Now, let's look at unitary groups $\U(V)$ over local fields. If $k$ is local and $K$ is a degree 2 étale ring extension of $k$, then $K$ is either $k \oplus k$ or a field extension. In the former case, any Hermitian space wrt $K/k$ is obviously split. In the latter case, the isomorphism class of $V$ is uniquely determined by the discriminant $\disc(V) \in k^\times / \Nm(K^\times)$. For your example, with matrix $\diag(1, \lambda)$, the discriminant is $-\lambda$. When $V$ is split, then one computes that $\SU(V) \cong \SL(2)$, as in the familiar argument for $k = \mathbf{R}$ (of course $\U(V)$ is not $\GL(2)$ unless $K = k \oplus k$!)
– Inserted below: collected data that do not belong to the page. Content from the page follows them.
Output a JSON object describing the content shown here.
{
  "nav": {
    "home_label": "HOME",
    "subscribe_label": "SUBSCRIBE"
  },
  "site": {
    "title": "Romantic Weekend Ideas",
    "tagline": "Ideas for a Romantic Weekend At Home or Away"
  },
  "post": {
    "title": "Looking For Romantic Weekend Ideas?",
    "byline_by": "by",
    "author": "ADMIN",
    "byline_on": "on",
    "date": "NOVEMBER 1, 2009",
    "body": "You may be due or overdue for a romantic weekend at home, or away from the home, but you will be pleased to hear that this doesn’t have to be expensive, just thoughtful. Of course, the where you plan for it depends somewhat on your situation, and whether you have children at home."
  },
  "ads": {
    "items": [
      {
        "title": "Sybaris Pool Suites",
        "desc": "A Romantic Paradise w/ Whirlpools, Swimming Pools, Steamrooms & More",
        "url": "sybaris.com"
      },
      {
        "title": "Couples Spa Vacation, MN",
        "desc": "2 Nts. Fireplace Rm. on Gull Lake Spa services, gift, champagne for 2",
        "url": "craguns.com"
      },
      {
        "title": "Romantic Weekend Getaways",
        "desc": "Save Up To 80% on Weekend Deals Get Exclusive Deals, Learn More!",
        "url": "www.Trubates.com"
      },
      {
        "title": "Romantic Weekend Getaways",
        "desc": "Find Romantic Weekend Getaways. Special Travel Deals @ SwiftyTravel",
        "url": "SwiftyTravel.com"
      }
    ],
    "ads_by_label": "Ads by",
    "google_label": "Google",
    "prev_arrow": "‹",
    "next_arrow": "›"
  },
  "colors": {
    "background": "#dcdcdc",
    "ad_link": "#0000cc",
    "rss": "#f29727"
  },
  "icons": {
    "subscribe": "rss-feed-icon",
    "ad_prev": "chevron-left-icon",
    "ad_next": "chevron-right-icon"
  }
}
Conversely: it's non-obvious, but true, that if $V$ is non-split then $\SU(V)$ is also non-split. If it were split, then the Borel subgroup of $G$ would have to have a fixed point in $\mathbf{P}(V)$ by the Borel–Morozov theorem; and the restriction of the Hermitian form to this line has to be zero, hence $V$ is split.

Going back to the global case, if $K = k(\sqrt{\alpha})$, and $\beta = -\lambda$, we have shown that $\SU(F_{K,\lambda})$ is split locally at $v$ if and only if $(\alpha, \beta)_{k_v} = 1$, where $(-, -)_{k_v}$ is the Hilbert symbol. In other words, $\SU(F_{K,\lambda})$ is split locally at $v$ if and only if the quaternion algebra $D = (\alpha, \beta)_k$ splits there. So $\SU(F_{K,\lambda})$ is isomorphic to $(D^\times)^{\Nm = 1}$.

Since every quaternion algebra is $(\alpha,\beta)_{k}$ for some $\alpha$ and $\beta$, we conclude the answer to the question is "Yes: if $k$ is a number field, every $\overline{k}/k$-form of $\SL_2 / k$ is isomorphic to such an $\SU(2, F_{K, \lambda})$ for some quadratic extension $K/k$ and $\lambda \in k^\times$".

[PS: With a little more work, one should be able to write down explicitly an isomorphism from $\SU(F_{k(\sqrt{\alpha}),\lambda})$ to the norm 1 elements of $D^\times$ where $D = (\alpha, -\lambda)_k$, using the fact that $D$ is naturally a 2-dim'l vector space over $k(\sqrt{\alpha})$. But it's a Sunday morning so I'm going to be lazy and not do the exercise.]